EMC is closely related to the generation, propagation, and reception of electromagnetic energy, and PCB designs aim to avoid EMC issues. Electromagnetic energy comes from multiple sources and mixes together, so designers must take care to ensure that different circuits, traces, vias, and PCB materials work together so signals remain compatible and do not interfere.
Grounding
One key method to reduce EMI is careful PCB ground plane design. The first step is to maximize ground area across the PCB, which helps reduce emissions, crosstalk, and noise. Special care is required when connecting each component to a ground point or ground plane; without proper connections, the neutralizing effect of a solid ground plane cannot be fully realized.

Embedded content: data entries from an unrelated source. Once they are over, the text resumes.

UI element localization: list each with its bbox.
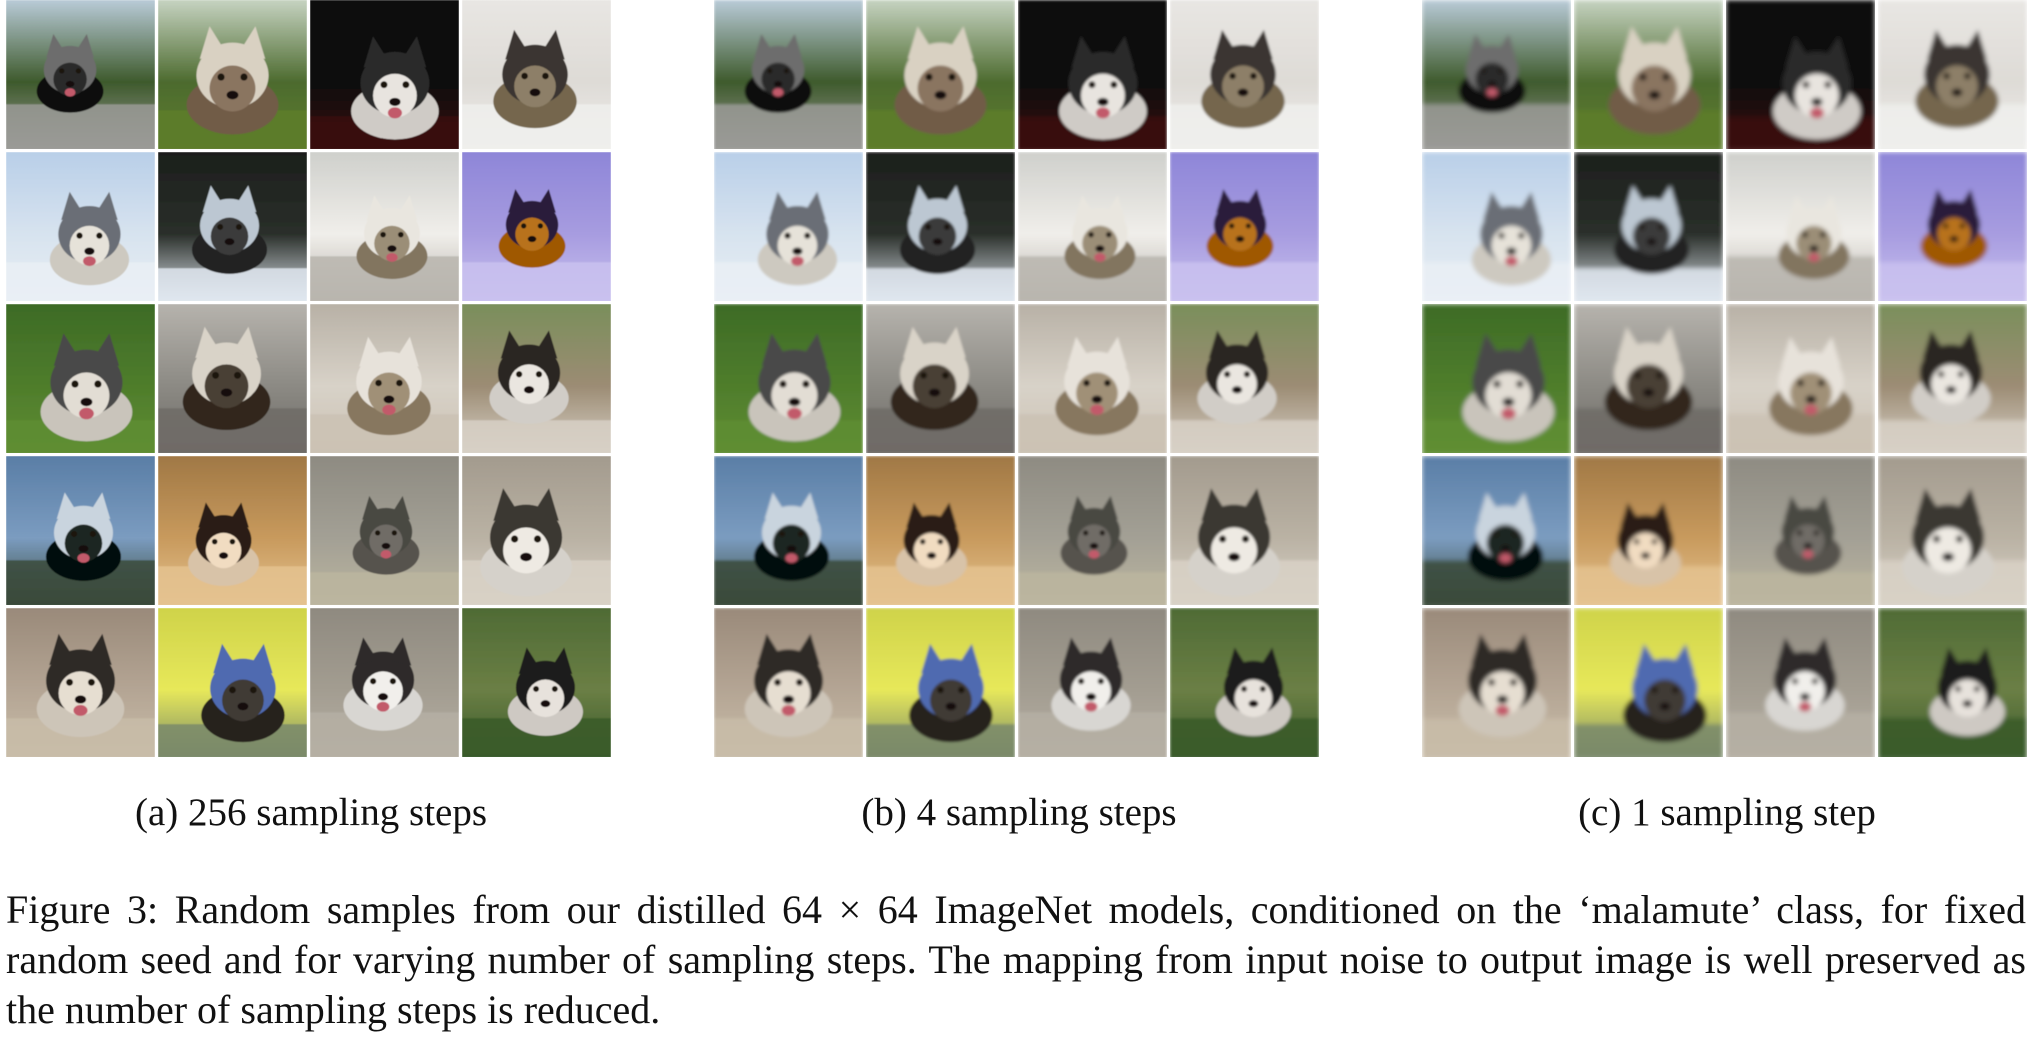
sample-image [310,456,459,605]
sample-image [310,608,459,757]
sample-image [310,0,459,149]
sample-image [1726,152,1875,301]
sample-image [1726,0,1875,149]
sample-image [1726,608,1875,757]
sample-image [1574,608,1723,757]
subcaption-b: (b) 4 sampling steps [861,791,1177,834]
panel-b: (b) 4 sampling steps [714,0,1324,834]
sample-image [1018,152,1167,301]
panel-c: (c) 1 sampling step [1422,0,2032,834]
sample-image [1422,608,1571,757]
panel-a: (a) 256 sampling steps [6,0,616,834]
sample-image [6,456,155,605]
sample-image [1170,152,1319,301]
sample-image [158,608,307,757]
sample-image [310,152,459,301]
sample-image [158,152,307,301]
sample-image [1422,304,1571,453]
sample-image [866,304,1015,453]
figure-caption-text: Random samples from our distilled 64 × 6… [6,887,2027,1032]
sample-image [462,0,611,149]
sample-image [866,0,1015,149]
sample-grid-b [714,0,1324,760]
subcaption-a: (a) 256 sampling steps [134,791,488,834]
sample-image [866,456,1015,605]
sample-image [1878,608,2027,757]
subcaption-c: (c) 1 sampling step [1578,791,1876,834]
sample-image [1018,456,1167,605]
sample-image [1574,304,1723,453]
sample-image [1878,304,2027,453]
sample-image [158,304,307,453]
sample-image [6,304,155,453]
sample-image [1574,456,1723,605]
sample-image [1170,456,1319,605]
sample-image [1422,0,1571,149]
sample-image [714,456,863,605]
sample-image [1574,0,1723,149]
sample-image [462,304,611,453]
sample-image [158,456,307,605]
sample-image [866,152,1015,301]
sample-image [1422,456,1571,605]
sample-image [1726,456,1875,605]
sample-image [1170,304,1319,453]
sample-image [866,608,1015,757]
sample-image [714,0,863,149]
sample-image [158,0,307,149]
figure-caption: Figure 3: Random samples from our distil… [6,885,2026,1035]
sample-grid-a [6,0,616,760]
sample-image [462,608,611,757]
sample-image [1422,152,1571,301]
sample-image [1878,0,2027,149]
sample-grid-c [1422,0,2032,760]
sample-image [1018,0,1167,149]
sample-image [1170,0,1319,149]
sample-image [310,304,459,453]
sample-image [462,152,611,301]
sample-image [6,608,155,757]
sample-image [1878,456,2027,605]
sample-image [1726,304,1875,453]
figure-label: Figure 3: [6,887,159,932]
sample-image [714,304,863,453]
sample-image [714,608,863,757]
sample-image [1170,608,1319,757]
sample-image [714,152,863,301]
sample-image [1574,152,1723,301]
sample-image [1018,608,1167,757]
sample-image [6,152,155,301]
sample-image [1018,304,1167,453]
sample-image [6,0,155,149]
sample-image [462,456,611,605]
sample-image [1878,152,2027,301]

The length and integrity of the signal return path are also critical. The round-trip timing between a signal and its return must be consistent; otherwise antenna-like behavior can occur and radiated energy contributes to EMI. Traces carrying current to and from the source should be as short as possible. If the source path and return path lengths differ, ground bounce can occur and generate EMI.
Separate Analog and Digital Circuits
Because EMI sources differ, a good EMC design rule is to separate analog circuits from digital circuits. Analog circuits may carry higher currents and should be kept away from high-speed traces or switching signals. Where possible, provide grounded shielding for sensitive analog areas. On multilayer PCBs, route analog traces with a dedicated ground plane and route switching or high-speed traces with a separate ground plane so signals with different characteristics are physically isolated.
Sometimes a low-pass filter can remove high-frequency noise coupled from nearby traces. Filters suppress noise and help restore stable currents. It is important to separate the ground planes for analog and digital signals. Because analog and digital circuits have distinct characteristics, digital signals should reference a digital ground and analog signals should terminate at an analog ground.
Routing Angles
To reduce EMI, avoid routing traces, vias, and component pads that form 90-degree angles, because right angles can increase radiation. Capacitance increases at such corners and characteristic impedance can change, causing reflections that lead to EMI. To avoid right angles, route corners using at least two 45-degree segments.
Vias
Vias are required in nearly all PCB layouts to provide conductive connections between layers. Engineers must be careful because vias introduce inductance and capacitance. In some cases they also cause reflections, since a via changes the characteristic impedance of a trace.
Also remember that vias increase trace length and require length matching. For differential pairs, avoid vias when possible. If vias cannot be avoided, use vias in both traces of the pair to compensate for delay in both the signal and return paths.
Shielding
Cables carrying digital and analog currents introduce parasitic capacitance and inductance, which can create many EMC issues. Using twisted-pair cable reduces coupling and cancels generated magnetic fields. For high-frequency signals, shielded cable is required; both ends of the shield should be grounded to mitigate EMI.
Physical shielding uses metal enclosures around all or part of a system to prevent EMI from entering PCB circuits. Such shielding acts like a grounded conductive container, reducing antenna loop size and absorbing EMI.